Connecting Smart Assets With the IIoT to Drive Better Insights and Predictive Maintenance
With connected smart assets and the IIoT, organizations can reimagine the assets as an integrated pillar of strategy and operations that is both a source and a consumption point for information. Connected assets can trigger insights to help predict failure, and hence decide the need for critical spare parts.

The possibilities are endless—inventory management becomes a dynamic insight-based procurement for inventory optimization; condition-based monitoring can provide real-time insights to dynamically plan for field force optimization; and operational insight can combine with environment and context to decide control actions for performance optimization.

Despite the Possibilities of Smart Assets and the IoT, Challenges Still Remain
While the untapped potential of the IoT in the industrial world has delivered meaningful progress, companies face innumerable challenges. Organizations often over-focus on technical aspects of solution deployment and are biased to over-focus on connectivity and en-masse data collection, while the crucial upstream part of how to best leverage results in new ways is postponed to the mythical later phase.

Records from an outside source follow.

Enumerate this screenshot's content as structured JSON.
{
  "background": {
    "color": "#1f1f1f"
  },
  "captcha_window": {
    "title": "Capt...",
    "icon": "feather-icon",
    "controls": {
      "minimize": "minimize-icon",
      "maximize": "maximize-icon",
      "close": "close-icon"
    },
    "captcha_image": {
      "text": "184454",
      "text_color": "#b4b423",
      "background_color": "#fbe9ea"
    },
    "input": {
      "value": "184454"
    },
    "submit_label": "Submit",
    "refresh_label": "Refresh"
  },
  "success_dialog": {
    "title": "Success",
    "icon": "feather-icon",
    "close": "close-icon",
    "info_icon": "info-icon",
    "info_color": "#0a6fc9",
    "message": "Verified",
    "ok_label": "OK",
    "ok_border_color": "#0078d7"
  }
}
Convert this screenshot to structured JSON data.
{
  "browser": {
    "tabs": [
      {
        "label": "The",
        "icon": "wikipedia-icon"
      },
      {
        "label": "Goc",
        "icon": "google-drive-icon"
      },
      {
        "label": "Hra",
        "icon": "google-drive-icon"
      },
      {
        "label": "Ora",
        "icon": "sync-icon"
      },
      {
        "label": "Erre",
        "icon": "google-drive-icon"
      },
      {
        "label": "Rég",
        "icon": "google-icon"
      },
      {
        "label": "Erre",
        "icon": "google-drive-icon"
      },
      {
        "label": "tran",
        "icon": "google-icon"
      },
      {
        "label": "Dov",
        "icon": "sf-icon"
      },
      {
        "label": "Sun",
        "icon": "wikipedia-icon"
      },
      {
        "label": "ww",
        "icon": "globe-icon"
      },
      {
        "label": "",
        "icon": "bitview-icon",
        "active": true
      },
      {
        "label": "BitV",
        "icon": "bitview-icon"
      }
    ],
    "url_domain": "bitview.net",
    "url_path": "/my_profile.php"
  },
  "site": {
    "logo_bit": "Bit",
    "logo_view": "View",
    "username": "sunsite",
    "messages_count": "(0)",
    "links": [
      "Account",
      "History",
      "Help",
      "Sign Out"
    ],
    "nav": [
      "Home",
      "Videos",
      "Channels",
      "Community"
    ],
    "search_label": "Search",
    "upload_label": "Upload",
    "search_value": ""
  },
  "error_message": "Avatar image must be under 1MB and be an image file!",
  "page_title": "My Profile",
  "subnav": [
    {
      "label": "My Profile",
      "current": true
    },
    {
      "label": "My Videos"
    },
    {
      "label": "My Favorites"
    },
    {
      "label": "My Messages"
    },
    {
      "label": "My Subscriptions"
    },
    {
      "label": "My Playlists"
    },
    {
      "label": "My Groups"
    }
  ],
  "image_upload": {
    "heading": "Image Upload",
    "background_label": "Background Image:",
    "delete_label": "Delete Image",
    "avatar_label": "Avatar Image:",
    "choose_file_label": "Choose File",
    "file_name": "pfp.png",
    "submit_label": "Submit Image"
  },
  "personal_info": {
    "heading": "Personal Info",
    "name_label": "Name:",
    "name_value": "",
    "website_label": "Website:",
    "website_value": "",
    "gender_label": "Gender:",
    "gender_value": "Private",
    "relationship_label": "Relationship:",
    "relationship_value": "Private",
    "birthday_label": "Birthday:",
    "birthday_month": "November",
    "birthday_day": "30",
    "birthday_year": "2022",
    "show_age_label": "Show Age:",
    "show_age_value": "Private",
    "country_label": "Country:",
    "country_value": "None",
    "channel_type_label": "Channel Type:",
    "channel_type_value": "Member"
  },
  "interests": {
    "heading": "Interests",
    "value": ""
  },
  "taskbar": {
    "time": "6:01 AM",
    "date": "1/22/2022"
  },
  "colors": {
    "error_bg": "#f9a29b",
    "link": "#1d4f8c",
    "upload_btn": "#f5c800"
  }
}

Often, research and development teams have high expectations for data collection and are thus disappointed when the data arrives to the cloud and only a fraction of it can be utilized for value. By utilizing smart data in real time, connected more through asset-management process, the IIoT brings discipline to ensure value-realized aligns with value-envisioned. Business case takes the precedence. IIoT projects work best with an outcome-centric approach coupled with design thinking, which applies new-age technologies in the context of a domain to create tangible impact for sustainable competitive advantage.

Smart and connected assets create the base for innovation by design. Intelligent assets feed the information to perform advanced analytics for original equipment manufacturers (OEMs) to better control the product lifecycle, which helps with innovation because owner-operators can sell outcome instead of service. They can create entirely new business models linked to outcome, enabling a fundamental shift in business models geared toward the consumerism trend in the business-to-business world.

Sukant Acharya is the VP of sales for high technology, manufacturing and services, and the global head of IoT business, at Genpact, a global professional services firm focused on delivering digital transformation.